DENVER—High concentrations of chlorine being used to purge salmonella bacteria from Alamosa’s water system were expected to drop far enough Saturday that residents could use the water for showering.
The disinfection process began Tuesday, five days after officials confirmed the presence of salmonella in the water. The source is still unknown.
Nearly 300 people have become ill, with 73 cases of salmonella confirmed.
During the cleansing, the chlorine level in Alamosa’s tap water is more than five times greater than what’s needed to keep a swimming pool clean. Authorities say it could be April 7 before levels are low enough in the 50-mile network of pipes that residents can drink the water.
In the meantime, volunteers and the National Guard are passing out clean water at distribution points, and officials say that tap water is usable only for flushing toilets.

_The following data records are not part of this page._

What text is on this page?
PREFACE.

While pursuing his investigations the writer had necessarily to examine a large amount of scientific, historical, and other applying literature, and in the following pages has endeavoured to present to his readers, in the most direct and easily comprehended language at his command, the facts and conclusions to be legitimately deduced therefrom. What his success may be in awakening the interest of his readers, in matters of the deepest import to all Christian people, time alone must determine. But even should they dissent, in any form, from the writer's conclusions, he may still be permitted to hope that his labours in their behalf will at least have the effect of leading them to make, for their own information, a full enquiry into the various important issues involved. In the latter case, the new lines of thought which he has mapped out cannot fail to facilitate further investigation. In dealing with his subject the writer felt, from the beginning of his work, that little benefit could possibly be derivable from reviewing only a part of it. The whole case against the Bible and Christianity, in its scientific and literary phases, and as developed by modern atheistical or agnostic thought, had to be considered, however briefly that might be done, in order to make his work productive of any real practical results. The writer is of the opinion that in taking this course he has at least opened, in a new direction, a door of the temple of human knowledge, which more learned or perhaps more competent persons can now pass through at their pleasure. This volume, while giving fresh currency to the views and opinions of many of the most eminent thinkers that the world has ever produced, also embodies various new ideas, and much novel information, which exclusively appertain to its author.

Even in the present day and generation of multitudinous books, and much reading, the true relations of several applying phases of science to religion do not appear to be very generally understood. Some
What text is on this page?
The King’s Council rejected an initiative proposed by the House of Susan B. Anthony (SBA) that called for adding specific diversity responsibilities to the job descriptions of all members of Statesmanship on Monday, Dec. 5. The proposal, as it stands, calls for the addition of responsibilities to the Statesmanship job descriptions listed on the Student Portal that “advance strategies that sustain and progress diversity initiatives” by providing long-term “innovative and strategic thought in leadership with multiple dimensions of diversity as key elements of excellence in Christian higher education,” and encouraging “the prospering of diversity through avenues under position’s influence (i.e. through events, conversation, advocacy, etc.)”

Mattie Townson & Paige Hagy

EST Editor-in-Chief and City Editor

Not everybody has listened to the warnings. Gary Wuckert said he’s been showering with the water.
“I figured if I get irritated it’s my own fault,” he said in a telephone interview. “I may be cleaner than I have been in 30 years.”
Salmonella can cause diarrhea, fever and stomach pain. Victims typically recover on their own, but the elderly, infants and people with impaired immune systems may require treatment.
Salmonella bacteria are usually food-borne, and contamination of public water systems is rare.
Officials have identified the strain of salmonella in the water system as one commonly found in the feces of birds, deer and other warm-blooded animals around the southern Colorado agricultural community of 8,500.
How it got there remains a mystery.
Steve Gunderson, director of the state health department’s water quality division, said construction of a $16 million water treatment plant has been ruled out as the cause.
“(The plant is ) coming online this summer, but it’s not to where they tapped into the water system,” said Gunderson, whose agency regulates water systems in the state and is helping the city trace the source of contamination.
Testing on the new plant, built to remove arsenic slightly above the federal standard, was to begin in June.
The city hasn’t had a water failure since January and maintenance on the system hasn’t taken place since fall, Gunderson said.
Routine samples sent to the state on March 5 showed no bacteria contamination, while those taken about two weeks later were contaminated.
City manager Nathan Cherpeski said the contamination could have come from a crack in a pipeline or from a water-storage site.
Cherpeski said none of the potential sources investigated so far have panned out.
“As we get evidence, it will start to appear we have the source, but at the end of the day we start to have evidence it’s something else,” he said.
Even if officials can’t identify the source of contamination, residual chlorine in the tap water should be enough to keep it safe to drink, Cherpeski and Gunderson said.
Alamosa’s water is drawn from a deep well and had been the largest of some 100 water systems in the state that didn’t require chlorination. City plans called for the new water plant to include chlorination even before the salmonella outbreak.